Cette grève nationale a été la suite logique des actions syndicales organisées avec succès en septembre et en juin. Depuis le début de l’année, les syndicats se sont mis à collecter des signatures pour demander que le Parlement fédéral lance une discussion visant à réviser le système d’indexation ; cette initiative a été prise parce que la loi de 1996 est loin de couvrir les besoins d’aujourd’hui et est pratiquement avantageuse pour les employeurs et les grandes entreprises. Plus de 100.000 signatures ont été recueillies jusqu’à présent, ce qui a dépassé de loin les attentes des syndicats. Déjà en septembre, et encore plus maintenant, l’établissement d’un plafond pour les prix de l’énergie a été ajouté comme priorité absolue à la liste des revendications. Viennent ensuite les demandes d’augmentation des allocations, d’imposition des bénéfices des grandes entreprises et de soutien des primes liées aux déplacements domicile-travail.
Les contradictions des syndicats
Compte tenu de l’urgence financière de la société et de la pression des travailleurs sur les syndicats pour qu’ils agissent, il est étonnant qu’aucune manifestation n’ait été appelée, ni au niveau central (à Bruxelles), ni au niveau local. Les traditions dans les trois régions du pays sont différentes et des manifestations sont appelées beaucoup plus souvent en Wallonie et à Bruxelles qu’en Flandre. Pourtant, il est arrivé dans le passé que des syndicats appellent à une manifestation centrale à Bruxelles et que des grévistes des autres villes y participent également. Une manifestation très réussie a été l’un des éléments centraux de la journée d’action de juin et il serait logique de la répéter. Une manifestation serait nécessaire pour faire mieux entendre les revendications de la grève dans la société et pour contribuer à développer des liens entre les différents secteurs en grève. En outre, elle transmettrait une ambiance combative dans les rues et encouragerait le reste de la société à lutter.

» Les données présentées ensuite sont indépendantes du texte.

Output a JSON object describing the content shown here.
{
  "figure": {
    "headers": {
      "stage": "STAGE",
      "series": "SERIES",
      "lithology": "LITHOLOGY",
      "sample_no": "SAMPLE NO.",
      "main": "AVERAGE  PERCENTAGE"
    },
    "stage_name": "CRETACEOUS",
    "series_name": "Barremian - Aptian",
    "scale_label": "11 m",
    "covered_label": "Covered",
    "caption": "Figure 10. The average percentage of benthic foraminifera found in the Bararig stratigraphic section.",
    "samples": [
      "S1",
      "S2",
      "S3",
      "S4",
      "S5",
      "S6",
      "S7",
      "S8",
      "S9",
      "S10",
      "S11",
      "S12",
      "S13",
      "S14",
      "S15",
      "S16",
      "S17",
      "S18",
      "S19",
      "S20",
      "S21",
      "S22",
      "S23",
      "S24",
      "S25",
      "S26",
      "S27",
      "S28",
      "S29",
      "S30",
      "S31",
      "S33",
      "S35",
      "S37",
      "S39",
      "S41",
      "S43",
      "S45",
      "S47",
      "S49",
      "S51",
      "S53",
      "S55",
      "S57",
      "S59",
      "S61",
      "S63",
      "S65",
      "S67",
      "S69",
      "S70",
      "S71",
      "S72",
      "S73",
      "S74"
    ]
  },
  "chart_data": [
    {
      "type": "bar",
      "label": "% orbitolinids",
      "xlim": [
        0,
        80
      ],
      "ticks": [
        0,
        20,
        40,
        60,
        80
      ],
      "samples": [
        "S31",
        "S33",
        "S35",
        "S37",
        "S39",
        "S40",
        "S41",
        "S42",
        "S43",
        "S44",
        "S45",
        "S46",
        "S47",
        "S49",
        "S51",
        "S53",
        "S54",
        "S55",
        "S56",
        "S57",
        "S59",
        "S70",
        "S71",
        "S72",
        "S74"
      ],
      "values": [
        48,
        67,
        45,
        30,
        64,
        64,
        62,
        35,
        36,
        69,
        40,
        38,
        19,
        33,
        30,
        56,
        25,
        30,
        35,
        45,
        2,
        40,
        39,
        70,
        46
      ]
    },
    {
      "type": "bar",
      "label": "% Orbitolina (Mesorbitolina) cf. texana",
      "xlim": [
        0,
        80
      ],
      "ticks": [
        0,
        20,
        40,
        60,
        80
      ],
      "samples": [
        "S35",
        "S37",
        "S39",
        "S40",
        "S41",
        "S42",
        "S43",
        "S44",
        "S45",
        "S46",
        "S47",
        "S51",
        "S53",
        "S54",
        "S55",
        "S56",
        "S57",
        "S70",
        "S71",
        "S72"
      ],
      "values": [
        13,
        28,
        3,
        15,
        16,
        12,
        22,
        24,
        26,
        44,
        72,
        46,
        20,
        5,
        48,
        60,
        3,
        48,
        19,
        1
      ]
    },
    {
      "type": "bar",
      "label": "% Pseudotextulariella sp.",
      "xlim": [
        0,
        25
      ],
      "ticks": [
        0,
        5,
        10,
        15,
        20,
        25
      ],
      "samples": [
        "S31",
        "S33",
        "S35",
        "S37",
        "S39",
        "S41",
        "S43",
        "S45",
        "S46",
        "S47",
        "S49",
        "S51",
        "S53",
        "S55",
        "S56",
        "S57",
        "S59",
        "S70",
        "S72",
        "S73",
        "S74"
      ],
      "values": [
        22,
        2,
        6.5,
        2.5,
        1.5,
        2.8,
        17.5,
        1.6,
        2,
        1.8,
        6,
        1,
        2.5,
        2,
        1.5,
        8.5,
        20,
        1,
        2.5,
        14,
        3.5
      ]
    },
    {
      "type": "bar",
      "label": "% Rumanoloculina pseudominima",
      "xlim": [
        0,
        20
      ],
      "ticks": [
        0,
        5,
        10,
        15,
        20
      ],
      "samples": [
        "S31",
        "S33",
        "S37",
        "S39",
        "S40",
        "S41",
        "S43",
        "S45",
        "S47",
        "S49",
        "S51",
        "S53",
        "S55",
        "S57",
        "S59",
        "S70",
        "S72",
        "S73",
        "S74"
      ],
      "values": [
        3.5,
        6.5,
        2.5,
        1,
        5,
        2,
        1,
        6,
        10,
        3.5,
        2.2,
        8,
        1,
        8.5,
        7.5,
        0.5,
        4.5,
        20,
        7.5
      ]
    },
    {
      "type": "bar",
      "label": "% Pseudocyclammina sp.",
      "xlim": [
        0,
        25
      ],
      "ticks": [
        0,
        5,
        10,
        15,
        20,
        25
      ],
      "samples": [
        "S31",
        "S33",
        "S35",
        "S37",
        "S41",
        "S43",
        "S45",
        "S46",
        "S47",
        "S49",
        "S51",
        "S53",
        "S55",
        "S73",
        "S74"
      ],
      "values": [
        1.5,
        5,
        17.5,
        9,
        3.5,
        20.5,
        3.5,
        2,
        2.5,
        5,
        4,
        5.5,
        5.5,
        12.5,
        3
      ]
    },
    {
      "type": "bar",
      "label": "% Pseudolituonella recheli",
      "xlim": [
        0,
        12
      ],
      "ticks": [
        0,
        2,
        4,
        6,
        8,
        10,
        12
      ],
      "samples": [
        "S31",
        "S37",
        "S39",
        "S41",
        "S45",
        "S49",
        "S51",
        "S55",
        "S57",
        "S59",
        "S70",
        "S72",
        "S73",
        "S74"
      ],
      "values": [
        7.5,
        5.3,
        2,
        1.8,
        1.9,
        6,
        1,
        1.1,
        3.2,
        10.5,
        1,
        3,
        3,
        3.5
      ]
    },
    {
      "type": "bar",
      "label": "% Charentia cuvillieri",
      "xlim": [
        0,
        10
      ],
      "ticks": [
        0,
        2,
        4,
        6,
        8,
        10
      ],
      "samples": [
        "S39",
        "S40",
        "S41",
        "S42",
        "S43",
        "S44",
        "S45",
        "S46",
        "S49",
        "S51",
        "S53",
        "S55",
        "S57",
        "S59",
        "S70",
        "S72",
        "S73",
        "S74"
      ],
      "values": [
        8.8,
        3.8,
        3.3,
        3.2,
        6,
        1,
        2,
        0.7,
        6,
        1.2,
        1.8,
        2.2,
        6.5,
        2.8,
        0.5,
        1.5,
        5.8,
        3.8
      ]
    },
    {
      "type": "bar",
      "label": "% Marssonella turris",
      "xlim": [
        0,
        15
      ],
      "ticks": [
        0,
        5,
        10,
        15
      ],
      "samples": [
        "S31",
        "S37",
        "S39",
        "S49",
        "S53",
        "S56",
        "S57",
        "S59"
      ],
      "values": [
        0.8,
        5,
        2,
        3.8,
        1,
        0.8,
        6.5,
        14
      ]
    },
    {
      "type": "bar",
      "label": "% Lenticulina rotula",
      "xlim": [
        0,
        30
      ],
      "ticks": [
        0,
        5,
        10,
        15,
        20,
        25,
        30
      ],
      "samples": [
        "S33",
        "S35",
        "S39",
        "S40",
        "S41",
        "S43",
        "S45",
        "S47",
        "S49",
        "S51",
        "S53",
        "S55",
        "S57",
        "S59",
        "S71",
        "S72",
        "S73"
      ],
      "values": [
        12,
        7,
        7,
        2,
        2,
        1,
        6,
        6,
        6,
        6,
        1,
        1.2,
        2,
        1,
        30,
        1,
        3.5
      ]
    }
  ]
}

Bien sûr, de nombreuses actions locales et piquets de grève ont été organisés (plus de 34 rien qu’en Flandre) ; une manifestation a été appelée par le syndicat bruxellois du secteur public (CGSP/ACOD) au siège du principal fournisseur d’énergie en Belgique (Engie) ; le même syndicat a organisé une autre manifestation à Anvers, tandis qu’à Liège, une soupe populaire a été mise en place devant le siège d’un fournisseur d’énergie local (Resa). Mais sans manifestation, l’impact de ces actions réussies a été considérablement limité.
De manière assez surprenante, les commerçants et les indépendants ont fait la différence. En plus de participer à la grève, leur branche liégeoise a organisé une manifestation devant le Parlement européen à Bruxelles, car “c’est là que toutes les décisions sont prises”.

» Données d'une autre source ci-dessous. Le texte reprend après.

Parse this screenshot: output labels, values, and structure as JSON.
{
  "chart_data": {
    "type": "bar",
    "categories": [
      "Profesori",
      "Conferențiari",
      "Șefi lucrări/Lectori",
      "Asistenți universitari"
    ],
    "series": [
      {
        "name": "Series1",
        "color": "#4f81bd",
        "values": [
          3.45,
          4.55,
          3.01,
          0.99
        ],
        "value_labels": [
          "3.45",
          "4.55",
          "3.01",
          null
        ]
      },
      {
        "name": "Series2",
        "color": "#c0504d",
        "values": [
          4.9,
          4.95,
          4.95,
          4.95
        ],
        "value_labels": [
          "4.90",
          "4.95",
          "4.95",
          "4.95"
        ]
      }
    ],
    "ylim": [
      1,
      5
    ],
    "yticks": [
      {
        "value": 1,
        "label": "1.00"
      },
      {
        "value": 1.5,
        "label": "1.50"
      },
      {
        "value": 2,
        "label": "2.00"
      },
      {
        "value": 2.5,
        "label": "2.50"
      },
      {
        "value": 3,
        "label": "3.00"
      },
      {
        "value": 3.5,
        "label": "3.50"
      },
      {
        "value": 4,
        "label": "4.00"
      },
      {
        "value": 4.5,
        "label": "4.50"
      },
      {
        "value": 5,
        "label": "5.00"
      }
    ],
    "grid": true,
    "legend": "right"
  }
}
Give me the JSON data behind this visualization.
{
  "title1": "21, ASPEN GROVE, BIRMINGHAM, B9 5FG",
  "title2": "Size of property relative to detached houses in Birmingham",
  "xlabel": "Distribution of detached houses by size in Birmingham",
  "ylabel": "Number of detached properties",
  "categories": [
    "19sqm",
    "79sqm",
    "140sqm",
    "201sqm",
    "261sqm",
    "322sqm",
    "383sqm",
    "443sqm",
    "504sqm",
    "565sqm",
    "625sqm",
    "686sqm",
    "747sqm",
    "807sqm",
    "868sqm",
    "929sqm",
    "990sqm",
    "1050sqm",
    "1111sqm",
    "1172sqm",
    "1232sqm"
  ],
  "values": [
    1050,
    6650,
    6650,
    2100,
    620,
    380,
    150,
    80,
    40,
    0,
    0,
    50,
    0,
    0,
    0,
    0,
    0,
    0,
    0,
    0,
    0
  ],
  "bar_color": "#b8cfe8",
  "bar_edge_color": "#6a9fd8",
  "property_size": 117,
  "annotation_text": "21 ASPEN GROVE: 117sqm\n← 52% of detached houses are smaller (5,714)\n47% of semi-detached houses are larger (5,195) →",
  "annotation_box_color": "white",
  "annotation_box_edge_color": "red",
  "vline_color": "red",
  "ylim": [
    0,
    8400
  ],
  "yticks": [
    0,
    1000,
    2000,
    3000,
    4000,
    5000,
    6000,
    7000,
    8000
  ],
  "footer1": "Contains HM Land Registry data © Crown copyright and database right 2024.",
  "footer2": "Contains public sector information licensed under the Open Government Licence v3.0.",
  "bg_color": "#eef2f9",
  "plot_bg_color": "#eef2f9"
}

Ce qui est encore plus étonnant, c’est que dans certains cas, les travailleurs des syndicats appelant à la grève… n’ont pas été autorisés à faire grève ! Dans ces cas, l’information sur les actions et les points de rencontre n’a pas été diffusée en interne, tandis que les employés ont été priés de faire preuve de compréhension car… “comme il y a déjà de nombreux jours fériés en novembre, les employés des syndicats doivent travailler afin de soutenir les grévistes” ! Un représentant de la CSC/ACV a déclaré à la télévision néerlandophone que “le pays n’est pas fermé, nous voulons faire grève à certains endroits et envoyer un message au gouvernement et aux patrons” – il y a eu même des médias qui ont donné une image plus combative de la grève…
Que faire ensuite ?
Ces deux éléments ne font que démontrer que les syndicats officiels en Belgique ne sont pas à la hauteur de leur tâche. Dans une conjoncture comme celle d’aujourd’hui, où les crises financière et énergétique frappent durement la classe ouvrière, ils se contentent d’appeler à une grève nationale, mais font à peine l’essentiel pour que la grève soit un succès. Comme s’ils ne souhaitaient pratiquement pas que la grève ait lieu… Et pourtant, elle a été réussie !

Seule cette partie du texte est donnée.